Fantastic Asia, a Bishkek-based travel company, has an English-language website that offers high-priced hunting excursions for foreigners. The company's director-general, Artem Niuhalov, tells RFE/RL Western hunters are drawn by Central Asia’s many indigenous species.
"They come for the unique species that we have here," Niuhalov says. "Marco Polo sheep live only in Central Asia; the Mid-Asian ibex also. As for birds, local subspecies are also unique and attract collectors. All the hunters, after killing an animal, have their trophy -- the skin and skull -- salted. They take it back to their home countries. Then they mount it into a nice-looking sheep or ibex."
A 2002 report by the wildlife trade-monitoring network TRAFFIC estimated that the main destination country for foreign hunters in Central Asia was Kazakhstan, with at least 2,000 visitors a year. Kyrgyzstan came in a distant second, with just over 100 hunters. In smaller numbers, hunters also traveled to Tajikistan, Turkmenistan, and Uzbekistan.
Only a few of the visitors had the privilege of hunting the Marco Polo sheep or Mid-Asian ibex. The hunting of such animals is restricted, and governments impose high trophy fees for each animal killed.
Niuhalov says authorities also establish annual quotas.
“Our government issues about 60 licenses for Marco Polo sheep a year to be hunted in Kyrgyzstan." Niuhalov says. "These licenses are distributed between different outfitters and sold to clients."

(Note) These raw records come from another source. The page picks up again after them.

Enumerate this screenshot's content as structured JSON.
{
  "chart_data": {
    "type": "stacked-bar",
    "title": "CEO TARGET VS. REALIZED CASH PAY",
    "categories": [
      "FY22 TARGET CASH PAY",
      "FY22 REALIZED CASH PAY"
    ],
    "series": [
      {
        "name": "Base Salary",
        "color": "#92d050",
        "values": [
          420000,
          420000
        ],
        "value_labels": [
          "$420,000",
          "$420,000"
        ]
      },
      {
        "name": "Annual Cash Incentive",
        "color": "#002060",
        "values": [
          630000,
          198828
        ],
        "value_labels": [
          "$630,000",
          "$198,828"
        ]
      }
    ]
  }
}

Fantastic Asia's entire 12-day sheep-hunting excursion costs $17,000. Of that, $7,500 covers the trophy fee for a single Marco Polo.
In Central Asia, the trophy fee goes directly to the government budget. Authorities are expected to use the money for wildlife management and conservation programs.
There is little information, however, on how much is actually spent on such programs. Niuhalov complains that the Kyrgyz government does very little in that respect.
“It's not right, because with this money the government doesn't actually do much for protecting wildlife or building roads, nothing," Niuhalov says. "It’s only the outfitters [the companies that provide hunting tours] that do that.”
Doris Hofer, a preservation consultant based in Germany, says that’s a pity. She says that trophy hunting can effectively contribute to wildlife preservation if its revenues are properly spent on management, protection, and habitat conservation.
Hofer stresses that trophy hunting makes wildlife economically important, and can help decrease poaching by involving local communities in management and conservation projects.
“No, I do not think trophy hunting is a threat to wildlife," Hofer says. "The fact that [foreign] hunters are interested in [your] wildlife sets a focus on animals. So it helps conservation. In some regions poaching by local communities may be a much bigger threat than [official] tourist hunters who pay.”
Stephanie Theile, who works for the TRAFFIC program in London, says Pakistan’s Torghar Conservation Project could serve as a model for conservation initiatives in Central Asia.
In 1985, a group of volunteers on tribal lands in northwest Baluchistan initiated a project to control the illegal hunting of the Markhor goat and Urial sheep, which had resulted in marked decreases in the two species.
Ten years later, an NGO was formed to administer the project. Using revenue from the sale of a small number of trophy hunts, Theile says, local people were hired as wildlife guards.
“The local community has been brought quite closely in managing trophy hunting. Local people have been hired to become wildlife wardens, and they get a fixed salary paid from the money generated from the trophies. Through this carefully managed project [Markhor and Urial] populations have been increasing. Poaching [has] decreased among the [local] communities because people had an interest.”
In the first 10 years, the program generated about $460,000 from hunts for just 14 Markhor and 20 Urial. The populations of both species went up from 100 animals to about 1,800.